Explainable Data-Driven Machine Learning for Identifying MBG Program Beneficiaries in Medan City

Solly Solly Aryza, Al Khowarizmi, Muhammad Furqon, Zulkarnain Lubis, Abdul Razak Nasution

Abstract


The effectiveness of social assistance programs depends heavily on the accuracy and transparency of beneficiary identification. In many urban areas, including Medan, challenges such as incomplete data, administrative bias, and inefficient targeting often lead to inclusion and exclusion errors in determining beneficiaries of the MBG (Makan Bergizi Gratis) program. This study aims to develop an explainable data-driven machine learning model to improve the accuracy and transparency of identifying eligible MBG program beneficiaries.
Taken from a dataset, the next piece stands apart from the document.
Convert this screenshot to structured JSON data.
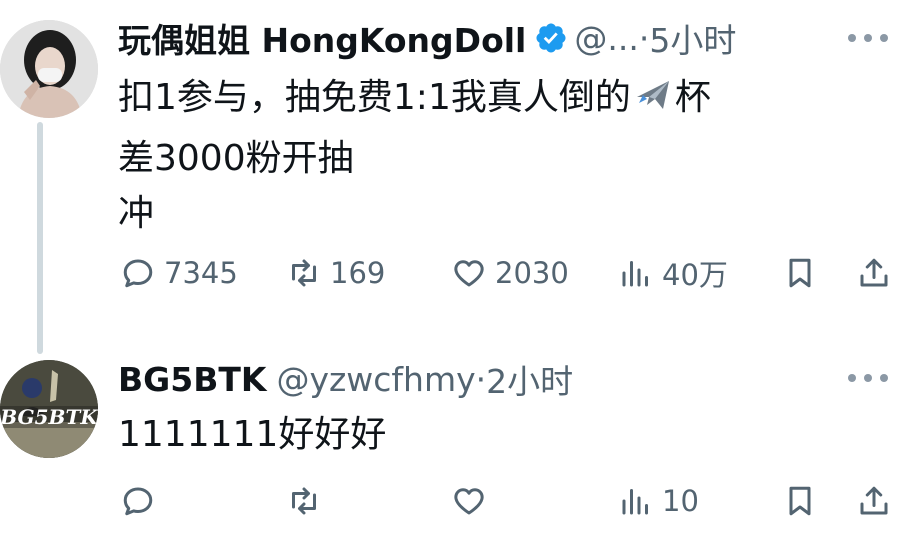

The research employs a quantitative approach using socio-economic and demographic datasets collected from local government records, including variables such as household income, employment status, education level, household size, housing conditions, and access to public services. Several machine learning algorithms, including Random Forest, Gradient Boosting, and Logistic Regression, are implemented to classify potential beneficiaries. To enhance transparency and interpretability, the model integrates Explainable Artificial Intelligence (XAI) techniques, such as SHAP (Shapley Additive Explanations), to identify the most influential factors affecting eligibility predictions. The results demonstrate that the proposed data-driven model significantly improves the accuracy of beneficiary classification while providing interpretable insights into key socio-economic indicators influencing eligibility. The findings indicate that income level, employment status, household dependency ratio, and housing conditions are among the most critical determinants in identifying eligible recipients. The implementation of explainable machine learning models supports more transparent and accountable decision-making in social assistance programs. This research contributes to the development of data-driven governance by providing a robust analytical framework for improving the targeting efficiency of social welfare programs in urban areas. Practically, the proposed framework can assist policymakers and local government agencies in designing fairer and more efficient beneficiary identification systems for the MBG program in Medan City, ultimately supporting better resource allocation and improved social welfare outcomes.

Keywords


Data-driven machine learning; Explainable AI (XAI); MBG program beneficiaries; social assistance targeting; urban data analytics; Medan.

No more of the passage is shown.